Sauvegardez avec la méthode 3-2-1

Sauvegardez avec la méthode 3-2-1

La méthode de sauvegarde 3-2-1 est une bonne pratique pour protéger efficacement les données de votre équipement informatique. Son principe est simple :

Vous devez avoir au moins 3 des copies de vos données : les fichiers originaux, stockés par exemple sur un poste de travail ou un serveur, et deux sauvegardes. Si un incident informatique majeur se produit pendant que vous effectuez une sauvegarde, les données d’origine telles que la sauvegarde en cours peuvent être perdues. Il est donc impératif d’avoir au moins deux sauvegardes.

Pour ces deux sauvegardes, vous devez utiliser 2 différents types de stockage : par exemple une copie sur un NAS local et une faite dans le cloud. Si vous utilisez deux disques externes pour les sauvegardes, probablement achetés en même temps, la probabilité qu’ils tombent en panne en même temps n’est pas nulle. Il faut donc varier les types de stockage. Et évitez les CD/DVD (non certifiés M-DISC) et les clés USB (surtout en plastique), qui sont des supports peu fiables dans le temps. Attention également aux disques durs externes, qui peuvent tomber.

Une des copies des données doit être faite sur 1 site tiers. Par exemple sur le cloud, ou sur des supports amovibles qui seront stockés hors site. La cyberattaque n’est pas le seul risque pour vos données : il y a aussi les inondations, les incendies, les vols, etc. Répartir les deux copies de sauvegarde sur deux sites réduit ce risque. Enfin, n’oubliez pas de tester périodiquement vos médias et le processus de restauration des données.

Qu’êtes-vous prêt à perdre ?

La règle du 3-2-1 n’est qu’un minimum acceptable pour avoir une sauvegarde fonctionnelle.
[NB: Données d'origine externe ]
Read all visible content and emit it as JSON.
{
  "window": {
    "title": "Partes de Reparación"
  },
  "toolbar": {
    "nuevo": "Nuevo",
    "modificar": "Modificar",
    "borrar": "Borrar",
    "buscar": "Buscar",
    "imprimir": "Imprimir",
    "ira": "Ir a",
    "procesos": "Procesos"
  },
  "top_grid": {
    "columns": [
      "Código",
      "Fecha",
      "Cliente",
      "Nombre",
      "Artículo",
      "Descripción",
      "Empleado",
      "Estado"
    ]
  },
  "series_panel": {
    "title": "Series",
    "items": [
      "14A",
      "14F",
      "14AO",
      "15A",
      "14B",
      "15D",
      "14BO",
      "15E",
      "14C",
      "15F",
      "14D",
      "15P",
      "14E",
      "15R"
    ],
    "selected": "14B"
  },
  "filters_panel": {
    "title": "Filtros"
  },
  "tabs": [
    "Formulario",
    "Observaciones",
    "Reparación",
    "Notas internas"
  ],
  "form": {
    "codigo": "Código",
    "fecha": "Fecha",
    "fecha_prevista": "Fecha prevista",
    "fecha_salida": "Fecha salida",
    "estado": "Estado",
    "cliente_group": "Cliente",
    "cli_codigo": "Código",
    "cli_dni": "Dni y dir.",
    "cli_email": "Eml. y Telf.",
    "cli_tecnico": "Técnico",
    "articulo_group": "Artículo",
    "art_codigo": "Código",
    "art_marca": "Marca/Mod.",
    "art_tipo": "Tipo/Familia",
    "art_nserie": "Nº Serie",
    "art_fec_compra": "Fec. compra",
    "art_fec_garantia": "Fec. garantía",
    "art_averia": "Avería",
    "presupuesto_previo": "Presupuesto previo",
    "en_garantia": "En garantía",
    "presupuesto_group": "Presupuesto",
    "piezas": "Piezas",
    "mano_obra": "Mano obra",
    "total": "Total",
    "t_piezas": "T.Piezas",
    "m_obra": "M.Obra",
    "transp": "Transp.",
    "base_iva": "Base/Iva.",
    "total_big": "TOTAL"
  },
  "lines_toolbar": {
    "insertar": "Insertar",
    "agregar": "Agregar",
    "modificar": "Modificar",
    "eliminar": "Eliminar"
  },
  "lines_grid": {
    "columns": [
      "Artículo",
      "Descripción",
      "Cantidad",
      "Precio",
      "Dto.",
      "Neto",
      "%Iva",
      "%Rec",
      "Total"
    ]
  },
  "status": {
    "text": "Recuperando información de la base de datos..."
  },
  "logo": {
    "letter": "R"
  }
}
Exécuter plus de sauvegardes vous permettra de remonter plus loin dans le temps ou d’augmenter la fréquence des sauvegardes. Tout cela doit être défini dans le cadre d’un plan de reprise après sinistre, le fameux PRA. Deux éléments doivent être pris en considération concernant les sauvegardes :

Le RPO, ou Recovery Point Objective, qui peut se traduire par le travail que vous êtes prêt à perdre, et donc à refaire. Une entreprise qui estime pouvoir se permettre de réenregistrer ses opérations comptables sur la dernière semaine peut – en toute logique – se limiter à n’effectuer des sauvegardes qu’une fois par semaine. Plus le RPO est court, plus la fréquence des sauvegardes augmentera, et avec elle le risque qu’elles ne puissent plus être effectuées pendant les heures de fermeture de l’entreprise. Il faudra alors recourir à des sauvegardes incrémentales ou différentielles, ce qui réduira la durée de l’opération et la taille des sauvegardes, tout en risquant en revanche d’augmenter le RTO.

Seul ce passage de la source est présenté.